Sekilas Tentang Periwayat Hadits:
Beliau adalah Alqamah bin Qais, lahir selagi Rasulullah saw masih hidup, namun Alqamah tidak sempat melihatnya. Beliau meriwayatkan hadits-hadits Nabi saw dari Umar, Utsman, Ali dan Hudzaifah – radhiyallahu anhum – Beliau juga dikenal sebagai seseorang yang dekat dan selalu menyertai Abdullah bin Mas’ud.

Penjelasan Hadits
Di dalam hadits dapat kita lihat, bahwasannya ketika Utsman bin Affan bertemu dengan Abdullah bin Mas’ud Utsman bertanya dengan model pertanyaan seperti ini ((ألا نزوجك, dan kenapa tidak bertanya seperti ini ((ألا تتزوج؟? yang berarti “Tidak kah engkau menikah?”. Ini merupakan isyarat yang menunjukan bahwa Abdullah adalah orang yang tidak berkecukupan dalam masalah finansial, dan Utsman mengerti hal ini, oleh karenanya Utsman menawarkan padanya untuk menikah, beliau lah yang akan menanggung semua beban biaya pernikahannya, karena beliau adalah pimpinan Negara.

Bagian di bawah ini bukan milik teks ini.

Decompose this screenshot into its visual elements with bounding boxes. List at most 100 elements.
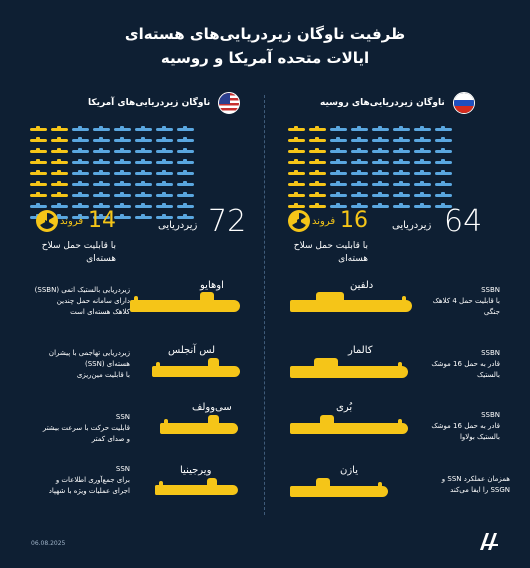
usa-heading: ناوگان زیردریایی‌های آمریکا: [88, 92, 241, 114]
submarine-mini-icon: [393, 170, 410, 175]
submarine-mini-icon: [351, 181, 368, 186]
submarine-mini-icon: [156, 214, 173, 219]
submarine-mini-icon: [93, 192, 110, 197]
submarine-mini-icon: [135, 137, 152, 142]
submarine-mini-icon: [372, 203, 389, 208]
submarine-mini-icon: [330, 192, 347, 197]
submarine-mini-icon: [177, 137, 194, 142]
nuclear-submarine-mini-icon: [51, 159, 68, 164]
nuclear-submarine-mini-icon: [51, 148, 68, 153]
nuclear-submarine-mini-icon: [30, 137, 47, 142]
title-line-1: ظرفیت ناوگان زیردریایی‌های هسته‌ای: [124, 25, 406, 43]
russia-sub-2-name: کالمار: [348, 345, 373, 356]
submarine-mini-icon: [414, 181, 431, 186]
submarine-mini-icon: [93, 159, 110, 164]
russia-flag-icon: [452, 92, 475, 114]
nuclear-submarine-mini-icon: [288, 159, 305, 164]
usa-sub-3-name: سی‌وولف: [192, 402, 232, 413]
submarine-mini-icon: [393, 126, 410, 131]
usa-sub-1-description: زیردریایی بالستیک اتمی (SSBN) دارای سامان…: [34, 286, 130, 316]
submarine-mini-icon: [414, 170, 431, 175]
submarine-mini-icon: [177, 159, 194, 164]
submarine-mini-icon: [114, 148, 131, 153]
russia-heading-text: ناوگان زیردریایی‌های روسیه: [320, 98, 445, 108]
usa-sub-4-description: SSN برای جمع‌آوری اطلاعات و اجرای عملیات و…: [48, 465, 130, 495]
nuclear-submarine-mini-icon: [309, 181, 326, 186]
submarine-mini-icon: [177, 203, 194, 208]
submarine-mini-icon: [393, 148, 410, 153]
nuclear-submarine-mini-icon: [309, 148, 326, 153]
nuclear-submarine-mini-icon: [51, 137, 68, 142]
submarine-mini-icon: [351, 159, 368, 164]
usa-submarine-grid: [30, 126, 194, 219]
russia-sub-3-name: بُری: [336, 402, 353, 413]
radiation-icon: [36, 210, 58, 232]
submarine-mini-icon: [414, 203, 431, 208]
submarine-mini-icon: [72, 192, 89, 197]
submarine-mini-icon: [372, 159, 389, 164]
usa-heading-text: ناوگان زیردریایی‌های آمریکا: [88, 98, 211, 108]
submarine-mini-icon: [51, 203, 68, 208]
submarine-mini-icon: [93, 170, 110, 175]
russia-sub-2-description: SSBN قادر به حمل 16 موشک بالستیک: [431, 349, 500, 379]
submarine-mini-icon: [114, 181, 131, 186]
submarine-mini-icon: [135, 203, 152, 208]
submarine-mini-icon: [351, 148, 368, 153]
nuclear-submarine-mini-icon: [30, 126, 47, 131]
submarine-mini-icon: [330, 181, 347, 186]
nuclear-submarine-mini-icon: [30, 192, 47, 197]
nuclear-submarine-mini-icon: [288, 126, 305, 131]
submarine-mini-icon: [435, 181, 452, 186]
nuclear-submarine-mini-icon: [51, 126, 68, 131]
submarine-mini-icon: [156, 137, 173, 142]
nuclear-submarine-mini-icon: [309, 137, 326, 142]
submarine-mini-icon: [330, 170, 347, 175]
submarine-mini-icon: [135, 126, 152, 131]
submarine-mini-icon: [414, 192, 431, 197]
submarine-mini-icon: [114, 137, 131, 142]
submarine-mini-icon: [177, 126, 194, 131]
yasen-submarine-icon: [290, 478, 390, 498]
submarine-mini-icon: [393, 137, 410, 142]
usa-nuclear-unit: فروند: [60, 216, 84, 227]
russia-sub-1-description: SSBN با قابلیت حمل 4 کلاهک جنگی: [432, 286, 500, 316]
russia-sub-1-name: دلفین: [350, 280, 374, 291]
submarine-mini-icon: [114, 170, 131, 175]
center-divider: [264, 95, 265, 515]
submarine-mini-icon: [330, 159, 347, 164]
submarine-mini-icon: [72, 126, 89, 131]
russia-sub-3-description: SSBN قادر به حمل 16 موشک بالستیک بولاوا: [431, 411, 500, 441]
submarine-mini-icon: [435, 137, 452, 142]
russia-heading: ناوگان زیردریایی‌های روسیه: [320, 92, 475, 114]
seawolf-submarine-icon: [160, 415, 240, 435]
usa-sub-1-name: اوهایو: [200, 280, 224, 291]
submarine-mini-icon: [351, 192, 368, 197]
usa-sub-2-name: لس آنجلس: [168, 345, 216, 356]
nuclear-submarine-mini-icon: [30, 148, 47, 153]
russia-nuclear-unit: فروند: [312, 216, 336, 227]
submarine-mini-icon: [177, 214, 194, 219]
submarine-mini-icon: [414, 159, 431, 164]
submarine-mini-icon: [72, 214, 89, 219]
submarine-mini-icon: [351, 170, 368, 175]
submarine-mini-icon: [114, 203, 131, 208]
submarine-mini-icon: [114, 159, 131, 164]
submarine-mini-icon: [435, 159, 452, 164]
submarine-mini-icon: [372, 170, 389, 175]
submarine-mini-icon: [135, 181, 152, 186]
submarine-mini-icon: [135, 170, 152, 175]
submarine-mini-icon: [177, 192, 194, 197]
submarine-mini-icon: [72, 170, 89, 175]
virginia-submarine-icon: [155, 478, 240, 496]
submarine-mini-icon: [135, 159, 152, 164]
nuclear-submarine-mini-icon: [288, 181, 305, 186]
title-line-2: ایالات متحده آمریکا و روسیه: [160, 49, 370, 67]
nuclear-submarine-mini-icon: [51, 192, 68, 197]
submarine-mini-icon: [393, 192, 410, 197]
submarine-mini-icon: [177, 181, 194, 186]
submarine-mini-icon: [177, 148, 194, 153]
page-title: ظرفیت ناوگان زیردریایی‌های هسته‌ای ایالا…: [0, 22, 530, 70]
submarine-mini-icon: [393, 181, 410, 186]
los-angeles-submarine-icon: [152, 358, 242, 378]
submarine-mini-icon: [93, 214, 110, 219]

Begitulah seharusnya seorang pimpinan Negara, memerhatikan siapa saja diantara rakyatnya yang belum menikah, karena semakin tinggi persentase lelaki yang membujang dan perempuan yang melajang berarti membuka peluang untuk semakin tingginya angka perzinahan di luar menikah.[2]

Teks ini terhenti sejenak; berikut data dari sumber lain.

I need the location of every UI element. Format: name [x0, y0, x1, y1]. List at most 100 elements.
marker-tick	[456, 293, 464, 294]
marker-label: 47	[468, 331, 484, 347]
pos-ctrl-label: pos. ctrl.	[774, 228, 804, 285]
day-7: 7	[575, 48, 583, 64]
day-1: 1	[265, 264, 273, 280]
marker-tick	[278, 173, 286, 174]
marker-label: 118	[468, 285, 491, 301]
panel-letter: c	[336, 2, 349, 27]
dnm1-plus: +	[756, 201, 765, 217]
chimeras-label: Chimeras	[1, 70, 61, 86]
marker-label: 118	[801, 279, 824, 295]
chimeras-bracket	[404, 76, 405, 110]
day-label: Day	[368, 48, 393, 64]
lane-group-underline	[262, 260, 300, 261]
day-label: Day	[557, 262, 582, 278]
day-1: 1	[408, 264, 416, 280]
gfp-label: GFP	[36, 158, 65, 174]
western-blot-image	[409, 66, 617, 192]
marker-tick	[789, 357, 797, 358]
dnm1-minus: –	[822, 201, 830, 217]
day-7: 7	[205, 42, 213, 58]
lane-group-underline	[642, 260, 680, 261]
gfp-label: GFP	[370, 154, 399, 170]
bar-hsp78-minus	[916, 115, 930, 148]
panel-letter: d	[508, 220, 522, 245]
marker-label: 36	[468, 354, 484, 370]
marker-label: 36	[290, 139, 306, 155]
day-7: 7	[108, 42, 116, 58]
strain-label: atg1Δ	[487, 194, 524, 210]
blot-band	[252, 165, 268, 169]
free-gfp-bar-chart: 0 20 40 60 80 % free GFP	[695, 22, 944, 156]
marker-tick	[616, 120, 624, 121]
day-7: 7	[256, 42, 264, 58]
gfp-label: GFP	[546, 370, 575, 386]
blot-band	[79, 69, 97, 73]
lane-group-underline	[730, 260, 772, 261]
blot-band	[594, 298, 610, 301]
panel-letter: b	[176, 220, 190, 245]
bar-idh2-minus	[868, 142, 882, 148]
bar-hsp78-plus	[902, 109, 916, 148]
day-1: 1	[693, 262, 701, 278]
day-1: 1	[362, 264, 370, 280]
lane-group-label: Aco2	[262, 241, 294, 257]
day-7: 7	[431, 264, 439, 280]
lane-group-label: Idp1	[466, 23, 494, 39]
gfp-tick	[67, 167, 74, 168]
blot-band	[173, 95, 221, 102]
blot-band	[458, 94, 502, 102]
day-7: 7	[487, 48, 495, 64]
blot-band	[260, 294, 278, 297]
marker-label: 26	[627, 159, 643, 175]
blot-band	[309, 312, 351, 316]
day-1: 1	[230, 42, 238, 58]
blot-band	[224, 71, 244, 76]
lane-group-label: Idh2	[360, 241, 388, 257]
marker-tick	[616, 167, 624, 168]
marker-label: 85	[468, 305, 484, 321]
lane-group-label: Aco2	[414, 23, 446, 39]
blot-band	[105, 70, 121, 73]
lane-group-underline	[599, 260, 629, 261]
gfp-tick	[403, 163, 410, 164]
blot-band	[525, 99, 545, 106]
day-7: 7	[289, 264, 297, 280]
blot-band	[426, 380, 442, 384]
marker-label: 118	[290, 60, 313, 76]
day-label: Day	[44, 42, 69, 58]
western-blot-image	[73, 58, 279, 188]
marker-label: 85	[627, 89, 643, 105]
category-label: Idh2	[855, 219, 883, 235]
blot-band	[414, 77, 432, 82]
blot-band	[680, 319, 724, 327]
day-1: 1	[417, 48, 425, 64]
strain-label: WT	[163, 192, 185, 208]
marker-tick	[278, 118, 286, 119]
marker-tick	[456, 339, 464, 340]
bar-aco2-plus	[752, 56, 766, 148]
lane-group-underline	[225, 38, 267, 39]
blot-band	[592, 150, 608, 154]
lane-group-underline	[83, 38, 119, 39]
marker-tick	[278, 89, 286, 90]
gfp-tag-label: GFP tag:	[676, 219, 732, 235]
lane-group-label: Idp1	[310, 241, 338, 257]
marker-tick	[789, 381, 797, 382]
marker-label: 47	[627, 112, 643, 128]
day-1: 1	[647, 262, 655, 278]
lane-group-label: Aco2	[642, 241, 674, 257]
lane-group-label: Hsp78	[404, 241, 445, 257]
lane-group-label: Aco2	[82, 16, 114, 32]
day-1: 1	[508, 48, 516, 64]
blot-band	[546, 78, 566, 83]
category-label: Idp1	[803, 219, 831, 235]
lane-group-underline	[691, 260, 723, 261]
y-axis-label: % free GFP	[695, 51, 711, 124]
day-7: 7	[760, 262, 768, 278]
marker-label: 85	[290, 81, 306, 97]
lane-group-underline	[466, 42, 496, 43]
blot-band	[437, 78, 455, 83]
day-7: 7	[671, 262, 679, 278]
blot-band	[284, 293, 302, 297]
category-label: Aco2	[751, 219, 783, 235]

(الجارية) berarti pemudi yang masih remaja. (لعلها تذكرك بعض ما مضى من زمانك), semoga saja dia dapat mengembalikan nostalgia masa mudamu. Ini merupakan sebab kenapa Utsman menawarkan kepadanya agar menikah dengan pemudi yang masih remaja; itu karena pemudi cenderung ceria dan suka humor, suka bermain dan canda tawa, berbeda dengan wanita dewasa atau yang sudah tua.


Seorang isteri mempunyai hak untuk mencandai dan menggoda suaminya, membuatnya tertawa dan riang gembira, karena dengan demikian, kesedihan dan penat yang dipikulnya seharian selama bekerja hilang, ketika penat, jenuh, sedih, dan beban-beban mental yang lain hilang, maka otomatis jiwa sang suami kembali segar (refresh), dan ini kemudian akan mendorongnya untuk kembali bersemangat dalam aktivitasnya.

Abdullah bin Mas’ud sendiri sebenarnya adalah seorang yang telah lanjut usia, dan hal ini menunjukan kebolehan seseorang yang sudah tua menikahi wanita yang lebih muda darinya selama manula tersebut masih mampu memenuhi segala kewajiban lahir dan batinnya sebagai seorang suami, namun apabila sang manula telah benar-benar renta dan dinilai tak mampu memenuhi kewajiban seorang isteri, maka menikahkannya secara paksa dengan seorang pemudi belia adalah kezaliman, karena boleh jadi si isteri belia tidak puas dan mencari kesenangan lain di luar rumah dengan cara yang haram. Adapun jika si isteri belia itu rela dan ikhlas dengan kondisi suaminya yang renta, maka tidak apa-apa.

Walaupun Abdullah bin Masud adalah seorang yang sudah berusia lanjut, namun Arab kala itu merupakan tempat istimewa yang belum banyak tercemari racun dan polusi, dan ini membuat tubuh mereka bebas dari penyakit yang biasanya melemahkan tubuh di usia renta. Karena itulah, walaupun usia Abdullah sudah tua, namun kekuatan fisiknya tidak kalah dengan anak muda.


Pepatah arab berkata “"من حفظ شبابه حفظ الله شيخوخته, barang siapa yang menjaga masa mudanya, Allah akan menjaganya di usia senja. Sama seperti yang pernah Rasulullah katakan “"احفظ الله يحفظك, Jagalah (hubunganmu dengan) Allah, maka Allah akan menjagamu.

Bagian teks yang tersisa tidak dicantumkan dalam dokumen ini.